1969/04/09に生まれて

1969年4月9日に生まれた人間の記録簿。例えば・・・・

『景行天皇伝説を巡る伝説』17.菊池川流域の古代鉄器と鉄資源

2022-12-09 21:27:00 | 景行天皇の記録
【菊池川流域の古代鉄器と鉄資源】
一方、菊池川流域に目をむけると、特に茂賀の浦があった菊池平野(菊池・山鹿盆地)の周辺は全て鉄分を豊富に含む地質であることが分かります。
基盤岩の多くはマグマが地下でゆっくり冷えて固まった花崗岩です。花崗岩は平野の北東部の山地を形成しています。平野の西部や菊池川の中、下流域の小岱山をはじめとする山々も花崗岩です。平野の東部や西部の丘陵地は阿蘇火砕流堆積物が分布しています。また、北部には鉄分を多く含む変はんれい岩や外輪山を形成する火山岩類があります。そして南部の花房台地には、阿蘇火砕流堆積物や火山の侵食・運搬・堆積によって形成された砂鉄鉱床が存在します。この鉱床は昭和37年の国の調査で九州最大であることが明らかにされています。


阿蘇と菊池・山鹿の位置関係


地質図
菊池・山鹿盆地を取り巻く地質は鉄分が多い


このように菊池平野(菊池・山鹿盆地)を取り巻く地層には鉄分が多く含まれます。こういった地質の状況から、過去の茂賀の浦には阿蘇の褐鉄鉱床とは言わないまでも、人々が利用できる程度の水酸化鉄の沈澱が生じていた可能性は十分高いと考えられます。とすれば、茂賀の浦の水引きとともに水稲を行った弥生の人々が、阿蘇と同様に、鉄に対して親和性が高かったとしても不思議は無いように思います。そして、そこに舶載品の鉄原料が持ち込まれ鍛治・加工によって鉄製品が作られたのだと思います。
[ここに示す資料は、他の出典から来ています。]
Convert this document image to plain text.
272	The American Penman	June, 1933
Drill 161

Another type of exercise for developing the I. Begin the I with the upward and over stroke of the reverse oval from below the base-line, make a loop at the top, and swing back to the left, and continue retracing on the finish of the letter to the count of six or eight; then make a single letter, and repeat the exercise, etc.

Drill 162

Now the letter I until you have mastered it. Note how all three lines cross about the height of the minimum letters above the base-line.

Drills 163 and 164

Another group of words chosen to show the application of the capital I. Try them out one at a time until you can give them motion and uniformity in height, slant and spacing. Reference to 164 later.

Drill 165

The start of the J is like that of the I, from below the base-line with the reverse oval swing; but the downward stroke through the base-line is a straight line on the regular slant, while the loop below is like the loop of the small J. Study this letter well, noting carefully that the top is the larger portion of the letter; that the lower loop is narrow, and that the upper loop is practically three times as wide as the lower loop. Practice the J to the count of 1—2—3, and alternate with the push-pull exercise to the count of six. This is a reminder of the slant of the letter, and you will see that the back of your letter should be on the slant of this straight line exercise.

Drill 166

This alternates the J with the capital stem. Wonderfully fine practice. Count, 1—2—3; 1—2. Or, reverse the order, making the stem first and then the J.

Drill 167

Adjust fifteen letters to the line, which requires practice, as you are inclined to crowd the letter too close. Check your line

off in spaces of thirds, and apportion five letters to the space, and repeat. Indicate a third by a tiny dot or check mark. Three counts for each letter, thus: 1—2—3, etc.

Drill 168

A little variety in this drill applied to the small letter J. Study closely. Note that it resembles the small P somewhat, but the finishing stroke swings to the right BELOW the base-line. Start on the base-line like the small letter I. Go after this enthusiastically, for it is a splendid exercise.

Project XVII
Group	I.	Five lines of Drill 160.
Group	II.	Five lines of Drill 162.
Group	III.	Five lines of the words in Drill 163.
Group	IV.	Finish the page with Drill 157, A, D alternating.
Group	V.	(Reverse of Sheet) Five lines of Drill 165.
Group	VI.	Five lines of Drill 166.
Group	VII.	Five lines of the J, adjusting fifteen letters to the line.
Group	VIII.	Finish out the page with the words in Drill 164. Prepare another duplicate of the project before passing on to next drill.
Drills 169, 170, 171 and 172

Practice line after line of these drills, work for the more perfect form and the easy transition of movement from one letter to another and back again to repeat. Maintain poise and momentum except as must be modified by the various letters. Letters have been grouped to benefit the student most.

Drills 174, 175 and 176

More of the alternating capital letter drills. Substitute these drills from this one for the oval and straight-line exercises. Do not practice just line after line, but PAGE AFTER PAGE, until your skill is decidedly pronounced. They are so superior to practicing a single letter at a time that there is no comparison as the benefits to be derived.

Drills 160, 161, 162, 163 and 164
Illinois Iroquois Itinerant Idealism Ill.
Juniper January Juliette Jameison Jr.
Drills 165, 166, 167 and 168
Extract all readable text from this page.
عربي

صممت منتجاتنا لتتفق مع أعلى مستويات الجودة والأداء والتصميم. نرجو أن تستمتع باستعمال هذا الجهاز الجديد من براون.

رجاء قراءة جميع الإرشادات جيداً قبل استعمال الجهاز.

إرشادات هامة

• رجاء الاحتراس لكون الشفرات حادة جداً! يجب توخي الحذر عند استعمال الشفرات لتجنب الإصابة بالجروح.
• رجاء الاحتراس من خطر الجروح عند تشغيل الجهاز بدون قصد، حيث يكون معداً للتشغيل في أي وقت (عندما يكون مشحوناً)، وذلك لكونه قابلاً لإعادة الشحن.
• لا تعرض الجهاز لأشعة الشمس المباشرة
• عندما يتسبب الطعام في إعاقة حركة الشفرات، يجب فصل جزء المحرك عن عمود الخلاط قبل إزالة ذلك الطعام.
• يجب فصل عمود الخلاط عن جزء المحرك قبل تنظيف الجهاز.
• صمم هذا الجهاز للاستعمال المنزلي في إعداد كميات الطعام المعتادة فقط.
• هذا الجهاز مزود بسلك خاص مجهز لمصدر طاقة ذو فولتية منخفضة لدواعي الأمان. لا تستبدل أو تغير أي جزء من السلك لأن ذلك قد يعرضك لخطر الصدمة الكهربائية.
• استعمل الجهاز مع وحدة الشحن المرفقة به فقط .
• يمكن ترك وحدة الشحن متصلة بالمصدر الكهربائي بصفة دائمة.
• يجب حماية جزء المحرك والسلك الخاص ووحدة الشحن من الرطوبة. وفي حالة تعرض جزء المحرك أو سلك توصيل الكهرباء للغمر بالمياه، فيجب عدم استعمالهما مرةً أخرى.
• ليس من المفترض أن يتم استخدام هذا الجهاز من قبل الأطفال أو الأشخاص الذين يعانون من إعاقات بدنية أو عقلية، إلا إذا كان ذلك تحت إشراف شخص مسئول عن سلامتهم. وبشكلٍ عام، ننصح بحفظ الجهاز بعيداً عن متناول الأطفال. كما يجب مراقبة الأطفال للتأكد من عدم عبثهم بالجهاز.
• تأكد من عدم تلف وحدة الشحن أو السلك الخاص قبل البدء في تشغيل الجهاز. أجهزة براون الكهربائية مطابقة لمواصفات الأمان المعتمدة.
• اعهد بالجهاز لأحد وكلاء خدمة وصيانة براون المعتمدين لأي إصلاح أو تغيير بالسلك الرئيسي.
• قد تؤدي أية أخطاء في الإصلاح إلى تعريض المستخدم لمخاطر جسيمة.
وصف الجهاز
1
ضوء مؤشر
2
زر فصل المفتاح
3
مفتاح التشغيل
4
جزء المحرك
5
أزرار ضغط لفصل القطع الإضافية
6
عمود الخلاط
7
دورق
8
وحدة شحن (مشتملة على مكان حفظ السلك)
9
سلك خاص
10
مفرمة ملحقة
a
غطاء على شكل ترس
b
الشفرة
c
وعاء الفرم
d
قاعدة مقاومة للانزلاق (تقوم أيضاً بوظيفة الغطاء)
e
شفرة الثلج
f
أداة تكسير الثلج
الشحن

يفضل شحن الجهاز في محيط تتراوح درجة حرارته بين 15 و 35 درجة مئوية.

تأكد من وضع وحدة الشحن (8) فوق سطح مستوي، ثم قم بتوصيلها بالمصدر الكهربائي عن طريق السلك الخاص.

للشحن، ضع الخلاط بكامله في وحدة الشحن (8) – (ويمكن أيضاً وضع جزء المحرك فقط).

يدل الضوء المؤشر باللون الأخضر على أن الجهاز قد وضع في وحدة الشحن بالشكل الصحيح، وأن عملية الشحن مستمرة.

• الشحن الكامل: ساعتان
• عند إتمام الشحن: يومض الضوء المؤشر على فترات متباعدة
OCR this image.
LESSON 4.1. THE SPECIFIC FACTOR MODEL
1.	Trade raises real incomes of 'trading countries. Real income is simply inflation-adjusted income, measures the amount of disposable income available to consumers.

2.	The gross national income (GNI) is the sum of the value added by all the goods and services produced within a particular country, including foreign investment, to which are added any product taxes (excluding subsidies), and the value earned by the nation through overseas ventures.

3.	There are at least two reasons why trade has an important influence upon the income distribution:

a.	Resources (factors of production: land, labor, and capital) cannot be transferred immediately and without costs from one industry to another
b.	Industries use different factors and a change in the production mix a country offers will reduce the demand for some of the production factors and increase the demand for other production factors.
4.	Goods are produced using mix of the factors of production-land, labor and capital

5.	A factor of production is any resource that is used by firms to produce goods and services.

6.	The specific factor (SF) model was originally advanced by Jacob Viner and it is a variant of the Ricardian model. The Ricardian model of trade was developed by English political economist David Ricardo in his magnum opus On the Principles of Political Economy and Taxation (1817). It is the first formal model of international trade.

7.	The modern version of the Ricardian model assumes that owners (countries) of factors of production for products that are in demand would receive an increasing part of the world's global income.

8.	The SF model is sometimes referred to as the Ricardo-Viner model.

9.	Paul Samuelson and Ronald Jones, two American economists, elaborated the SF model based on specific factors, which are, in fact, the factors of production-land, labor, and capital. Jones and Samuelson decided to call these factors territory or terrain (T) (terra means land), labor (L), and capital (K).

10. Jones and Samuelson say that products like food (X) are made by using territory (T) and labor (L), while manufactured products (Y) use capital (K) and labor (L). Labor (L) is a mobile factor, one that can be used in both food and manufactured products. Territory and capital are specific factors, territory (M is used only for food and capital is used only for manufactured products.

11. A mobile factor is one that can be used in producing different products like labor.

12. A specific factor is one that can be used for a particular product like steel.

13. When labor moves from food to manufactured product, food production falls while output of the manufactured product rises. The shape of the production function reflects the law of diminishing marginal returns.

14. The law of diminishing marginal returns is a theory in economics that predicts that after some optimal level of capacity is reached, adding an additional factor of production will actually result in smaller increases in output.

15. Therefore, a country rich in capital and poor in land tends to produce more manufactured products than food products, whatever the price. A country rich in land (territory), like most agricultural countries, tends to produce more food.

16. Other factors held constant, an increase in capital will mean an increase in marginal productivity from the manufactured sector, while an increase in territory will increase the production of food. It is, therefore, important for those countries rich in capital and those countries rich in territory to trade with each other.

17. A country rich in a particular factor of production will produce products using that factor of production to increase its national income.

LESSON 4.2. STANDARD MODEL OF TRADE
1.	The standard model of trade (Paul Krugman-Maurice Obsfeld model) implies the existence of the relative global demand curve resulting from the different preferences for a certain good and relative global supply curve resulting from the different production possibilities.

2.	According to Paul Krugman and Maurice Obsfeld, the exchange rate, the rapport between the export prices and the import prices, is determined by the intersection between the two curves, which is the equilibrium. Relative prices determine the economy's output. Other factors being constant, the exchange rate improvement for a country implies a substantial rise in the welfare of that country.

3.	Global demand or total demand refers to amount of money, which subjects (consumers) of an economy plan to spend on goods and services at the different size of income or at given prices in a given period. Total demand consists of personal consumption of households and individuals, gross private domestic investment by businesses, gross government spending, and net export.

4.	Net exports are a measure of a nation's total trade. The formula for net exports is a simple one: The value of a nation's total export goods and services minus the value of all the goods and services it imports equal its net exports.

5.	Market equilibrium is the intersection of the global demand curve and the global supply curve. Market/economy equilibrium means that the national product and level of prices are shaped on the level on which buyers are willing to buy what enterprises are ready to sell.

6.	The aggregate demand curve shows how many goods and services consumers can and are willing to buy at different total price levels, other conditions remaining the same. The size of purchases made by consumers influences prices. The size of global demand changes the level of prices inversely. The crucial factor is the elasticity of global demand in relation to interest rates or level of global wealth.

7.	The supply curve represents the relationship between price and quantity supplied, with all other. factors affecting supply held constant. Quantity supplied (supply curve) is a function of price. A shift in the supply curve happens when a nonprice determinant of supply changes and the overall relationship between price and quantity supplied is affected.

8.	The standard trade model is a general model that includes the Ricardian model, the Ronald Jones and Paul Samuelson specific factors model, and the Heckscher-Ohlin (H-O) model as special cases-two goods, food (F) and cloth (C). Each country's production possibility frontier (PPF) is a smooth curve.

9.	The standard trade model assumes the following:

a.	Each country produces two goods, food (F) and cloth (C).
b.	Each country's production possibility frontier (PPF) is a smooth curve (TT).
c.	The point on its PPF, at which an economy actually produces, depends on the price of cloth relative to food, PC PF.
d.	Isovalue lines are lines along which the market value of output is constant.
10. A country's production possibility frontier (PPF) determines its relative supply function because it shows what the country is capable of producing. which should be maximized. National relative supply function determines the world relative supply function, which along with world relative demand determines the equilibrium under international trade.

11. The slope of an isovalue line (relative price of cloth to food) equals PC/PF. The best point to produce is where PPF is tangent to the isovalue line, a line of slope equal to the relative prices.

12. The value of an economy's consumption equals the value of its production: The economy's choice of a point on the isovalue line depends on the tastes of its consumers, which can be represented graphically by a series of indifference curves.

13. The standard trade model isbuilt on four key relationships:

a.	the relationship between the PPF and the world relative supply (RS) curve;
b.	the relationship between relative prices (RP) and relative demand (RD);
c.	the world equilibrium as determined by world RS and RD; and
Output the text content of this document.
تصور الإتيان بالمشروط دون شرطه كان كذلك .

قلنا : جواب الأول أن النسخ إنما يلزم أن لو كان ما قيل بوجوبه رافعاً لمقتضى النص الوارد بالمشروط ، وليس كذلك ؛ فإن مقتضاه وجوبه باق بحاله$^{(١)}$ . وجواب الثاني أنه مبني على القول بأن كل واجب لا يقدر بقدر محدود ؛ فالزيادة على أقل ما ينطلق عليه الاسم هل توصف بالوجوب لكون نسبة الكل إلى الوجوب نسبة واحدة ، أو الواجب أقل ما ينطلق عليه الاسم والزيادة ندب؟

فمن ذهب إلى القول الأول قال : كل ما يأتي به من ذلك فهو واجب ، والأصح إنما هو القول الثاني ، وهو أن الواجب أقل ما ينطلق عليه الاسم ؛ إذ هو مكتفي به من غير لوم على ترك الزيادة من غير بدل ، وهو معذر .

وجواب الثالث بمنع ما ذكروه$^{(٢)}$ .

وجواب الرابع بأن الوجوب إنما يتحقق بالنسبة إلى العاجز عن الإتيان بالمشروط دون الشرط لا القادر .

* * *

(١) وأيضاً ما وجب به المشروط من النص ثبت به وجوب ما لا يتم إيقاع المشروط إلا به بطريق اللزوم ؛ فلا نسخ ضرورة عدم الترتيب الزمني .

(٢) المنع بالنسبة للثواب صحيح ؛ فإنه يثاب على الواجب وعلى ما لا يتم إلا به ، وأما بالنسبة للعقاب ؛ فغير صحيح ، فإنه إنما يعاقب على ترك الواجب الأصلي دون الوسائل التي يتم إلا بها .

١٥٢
山鹿市の方保田(かとうだ)には方保田東原遺跡があります。弥生時代後期から古墳時代前期(今から約1700~1900年前)に繁栄した大集落遺跡です。現在のところ、発掘調査が行われた面積は、遺跡全体の5%にも達していないと言われますが、100を超える住居跡、土器や鉄器を製作したと考えられる遺構が見つかっています。また、全国で唯一の石包丁形鉄器や、特殊な祭器である巴形銅器など数多くの青銅製品や鉄製品の金属製品が350点以上も出土しています。


方保田東原遺跡から出土した青銅器と鉄器
山鹿市webサイトより

この遺跡からもわかるように、水稲に適した広範な湿地の出現とともに湿地に生成した鉄の原料となり得る水酸化鉄(褐鉄鉱)の利用、それが鉄器類の鍛治・加工の技術導入の土台となり、引いては菊池川流域の古代の繁栄に繋がったのではないでしょうか。そして、その背景となったのは稲作ができる平野を作り出した地質事象や大地を構成している鉄分を含んだ地質、岩石であったと考えられるのです。